Pilchuck '95

 

When creating pieces in a kiln, the size of the kiln is a limiting factor.

I took a sand casting class at Pilchuck in the summer of '95 with Bertil Vallien. But that class didn't have access to the same big kilns as the year before (in a class by Gene Koss), so I had to work around that.

I had been experimenting with copper tubes and wire in my kiln work at CCAC. I was working on linking glass to glass or glass to some other media. I decided to use my kiln glass experiments and apply them to the sand cast glass method. Here are some of the results. I look at them as pure experiments and I am still working with what I got out of my stay at Pilchuck that summer. My stay in Kohler gave me an opportunity to work further with these forms in a different medium.

 

Eight glass pieces put together with copper tubes and copper wire.

 

 

Four pieces of glass put together with copper tubes and wire.
Very fine glass color was sifted into the molds before the glass was poured into them.

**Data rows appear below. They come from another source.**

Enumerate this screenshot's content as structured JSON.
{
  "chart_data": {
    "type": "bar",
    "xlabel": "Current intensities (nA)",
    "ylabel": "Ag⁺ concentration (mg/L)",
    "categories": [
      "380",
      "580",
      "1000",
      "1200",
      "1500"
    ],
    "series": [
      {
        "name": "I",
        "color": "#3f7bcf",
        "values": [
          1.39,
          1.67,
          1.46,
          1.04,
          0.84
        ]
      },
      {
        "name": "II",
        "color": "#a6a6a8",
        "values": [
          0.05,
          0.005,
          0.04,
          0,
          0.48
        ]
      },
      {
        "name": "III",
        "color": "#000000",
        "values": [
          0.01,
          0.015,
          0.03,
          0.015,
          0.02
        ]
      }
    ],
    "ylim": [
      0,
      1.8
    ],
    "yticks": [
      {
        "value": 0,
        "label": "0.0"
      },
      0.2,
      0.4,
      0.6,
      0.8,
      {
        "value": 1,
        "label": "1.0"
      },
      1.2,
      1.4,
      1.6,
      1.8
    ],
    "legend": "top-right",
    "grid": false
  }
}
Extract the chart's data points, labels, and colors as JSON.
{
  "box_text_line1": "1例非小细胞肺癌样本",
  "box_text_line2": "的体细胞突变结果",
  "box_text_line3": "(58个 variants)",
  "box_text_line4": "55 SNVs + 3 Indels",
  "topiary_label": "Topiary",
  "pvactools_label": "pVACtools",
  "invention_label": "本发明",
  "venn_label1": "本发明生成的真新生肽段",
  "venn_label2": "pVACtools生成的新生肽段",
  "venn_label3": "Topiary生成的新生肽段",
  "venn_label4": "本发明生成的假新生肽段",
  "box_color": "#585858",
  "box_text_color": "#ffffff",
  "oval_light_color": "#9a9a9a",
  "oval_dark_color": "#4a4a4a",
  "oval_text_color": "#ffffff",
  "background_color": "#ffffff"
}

 Drawing, showing how I put the pieces together

 

 

Two halves with cones on the inside that both have melted aluminum foil .

The two halfs are held together with copper wires that were placed in the sand sticking into the space that then got filled with glass.

The drawings show how I made the two halfs.

 

Two Halfs with a Middle

 17,5"L x 8,5" x 8,5"

12 Kilos

The three halves are put together by having two different sizes of copper tubes going through the glass parts.